New investors may not know the difference between the two, so let me give you an analogy. You visit a watch store and you have your eyes on two specific watches. A used Breitling at $500 and a fake Rolex at $350.

Which one will you buy?

The fake Rolex might get a face value but anybody worth his salt will know it is a fake in a few minutes of holding it. It is an easy show-off. The used Breitling, on the other hand, is a good value for money, even if it costs higher and has a dent or two. If the fake Rolex stops working, that may be the end of your $350. But, if that Breitling has a problem, you can get it fixed. You might even sell it at a higher price in future.

In case you are still wondering, Fake Rolex is a cheap stock at a good price. Its value is fairly limited and may end with you losing your investment.

As a new investor, how do you find a great stock at a good price?

 What indicators can help you make decisions?

 There is one fundamental indicator, which can help you figure a stock’s value with accuracy. It is called Price to Earnings ratio (PE)

We get the PE ratio by dividing the stock’s current market price by its earnings per share (EPS).


PE = current market price of the shares/ Earnings per share.

Let us take an example.

If the current stock price for XYZ Telecom is $20 and its earnings per share is $1.25, its PE ratio is 16x.

Price/Earnings ratio = 20 / 1.25 = 16 x

Therefore, the company is valued at 16x its revenue. Now, this alone is not enough information. We need to measure this company’s PE against other companies in the same sector to verify if this valuation is relatively low or high. Let’s compare the PE ratio of XYZ with its peers in the industry.

Let us assume there are two other companies in the same sector called ABC Tele’s and YRU. And after calculating their Price/Earning ratio we get the values below:

ABC Tele: 12x
YRU: 4x
XYZ Telecom: 16x


Comparing the three stocks in the telecom sector, we can say XYZ is overvalued at 16x, while YRU is an undervalued stock. Provided other fundamentals are strong, I would invest in YRU’s stock.

Note: While PE is a good indicator of the valuation, you cannot take a decision based on just that one indicator. It is important to check out the other indicators to gauge the health of the company and to guess which way the prices are likely to move.

 Types of Price/Earnings

There are two types of Price/Earnings measures savvy investors can look for.
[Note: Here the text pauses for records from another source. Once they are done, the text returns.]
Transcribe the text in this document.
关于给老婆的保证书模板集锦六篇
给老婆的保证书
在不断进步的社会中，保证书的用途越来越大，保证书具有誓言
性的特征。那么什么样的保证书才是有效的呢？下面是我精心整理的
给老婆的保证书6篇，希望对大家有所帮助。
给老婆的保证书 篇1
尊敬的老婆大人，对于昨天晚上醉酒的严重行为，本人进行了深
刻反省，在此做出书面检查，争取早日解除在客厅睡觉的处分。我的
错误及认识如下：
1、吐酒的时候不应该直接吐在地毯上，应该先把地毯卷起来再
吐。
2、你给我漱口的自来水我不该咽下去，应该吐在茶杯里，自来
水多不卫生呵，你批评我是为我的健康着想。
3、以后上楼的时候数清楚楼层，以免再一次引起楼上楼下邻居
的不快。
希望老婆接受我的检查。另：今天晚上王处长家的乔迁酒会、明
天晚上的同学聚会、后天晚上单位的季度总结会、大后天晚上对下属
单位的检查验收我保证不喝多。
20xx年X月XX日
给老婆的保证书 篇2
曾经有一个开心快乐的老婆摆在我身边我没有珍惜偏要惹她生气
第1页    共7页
One is a Trailing PE, determined by verifying the ratio on a quarterly basis. The other one called PE10 or PE30, determined over a longer period, say 10 or 30 years.Price/Earnings considered on the longer terms indicates a long-term valuation of a stock. Value investors typically tend to watch this indicator while investing. Small and medium term investors prefer to stick to a quarterly or a yearly Price/Earnings ratios.
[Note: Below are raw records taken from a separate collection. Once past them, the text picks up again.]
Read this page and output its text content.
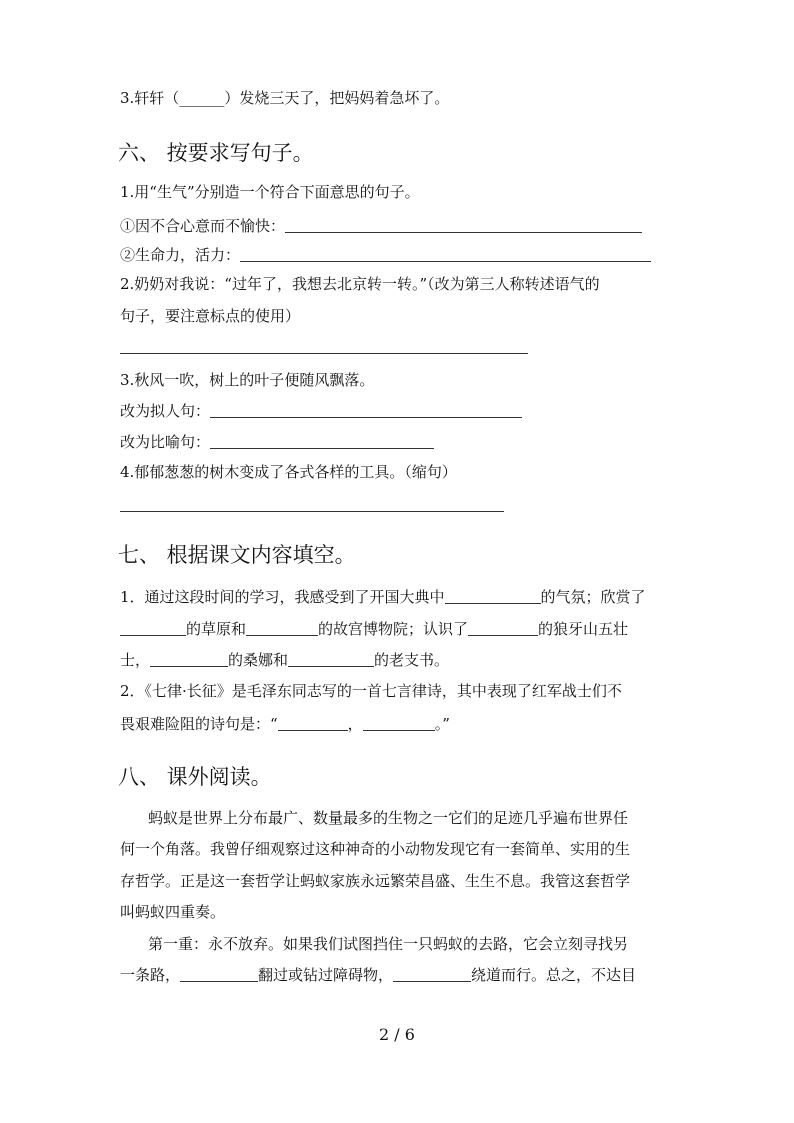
3.轩轩（______）发烧三天了，把妈妈着急坏了。
六、 按要求写句子。
1.用“生气”分别造一个符合下面意思的句子。
①因不合心意而不愉快：
②生命力，活力：
2.奶奶对我说：“过年了，我想去北京转一转。”（改为第三人称转述语气的
句子，要注意标点的使用）
3.秋风一吹，树上的叶子便随风飘落。
改为拟人句：
改为比喻句：
4.郁郁葱葱的树木变成了各式各样的工具。（缩句）
七、 根据课文内容填空。
1．通过这段时间的学习，我感受到了开国大典中	的气氛；欣赏了
的草原和	的故宫博物院；认识了	的狼牙山五壮
士，	的桑娜和	的老支书。
2．《七律·长征》是毛泽东同志写的一首七言律诗，其中表现了红军战士们不
畏艰难险阻的诗句是：“	，	。”
八、 课外阅读。
蚂蚁是世界上分布最广、数量最多的生物之一它们的足迹几乎遍布世界任
何一个角落。我曾仔细观察过这种神奇的小动物发现它有一套简单、实用的生
存哲学。正是这一套哲学让蚂蚁家族永远繁荣昌盛、生生不息。我管这套哲学
叫蚂蚁四重奏。
第一重：永不放弃。如果我们试图挡住一只蚂蚁的去路，它会立刻寻找另
一条路，	翻过或钻过障碍物，	绕道而行。总之，不达目
2 / 6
What do you do if there are no earnings per share, or if it is negative?

As a new investor, I suggest you to stay away from companies that are not profitable. But, if your expertise in the domain tells you that the company’s  future potential is good, based on its product/service lineup, then go ahead and buy.
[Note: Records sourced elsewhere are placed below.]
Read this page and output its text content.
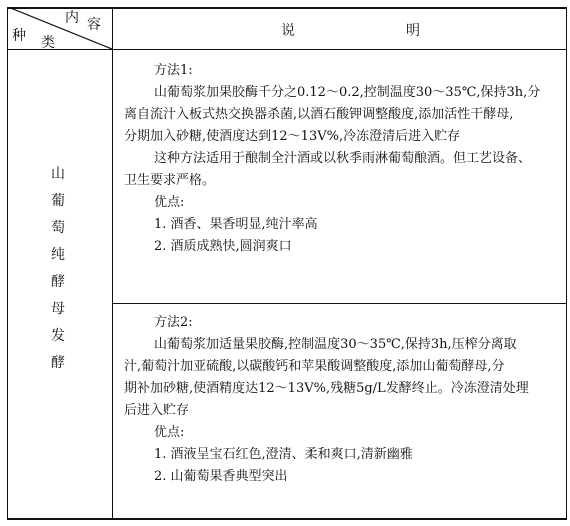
内 容
种 类
说	明
山
葡
萄
纯
酵
母
发
酵

方法1:

山葡萄浆加果胶酶千分之0.12～0.2,控制温度30～35℃,保持3h,分

离自流汁入板式热交换器杀菌,以酒石酸钾调整酸度,添加活性干酵母,

分期加入砂糖,使酒度达到12～13V%,冷冻澄清后进入贮存

这种方法适用于酿制全汁酒或以秋季雨淋葡萄酿酒。但工艺设备、

卫生要求严格。

优点:

1. 酒香、果香明显,纯汁率高

2. 酒质成熟快,圆润爽口

方法2:

山葡萄浆加适量果胶酶,控制温度30～35℃,保持3h,压榨分离取

汁,葡萄汁加亚硫酸,以碳酸钙和苹果酸调整酸度,添加山葡萄酵母,分

期补加砂糖,使酒精度达12～13V%,残糖5g/L发酵终止。冷冻澄清处理

后进入贮存

优点:

1. 酒液呈宝石红色,澄清、柔和爽口,清新幽雅

2. 山葡萄果香典型突出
Remember to cover your risks by investing only 10% of total investment funds in any one particular stock. Keep a close eye on the price movements and if the stock price goes down below 10%, cut your losses and sell off the stock. There are always better stocks to buy.

Follow the Price/Earnings ratio

In summary, Price/Earnings ratio will help you recognise which stock is a good buy at the current price and which ones are overvalued. Always remember to track other fundamentals of the stock before making a buy or a sell decision and always remember to manage your risks by diversifying your portfolio.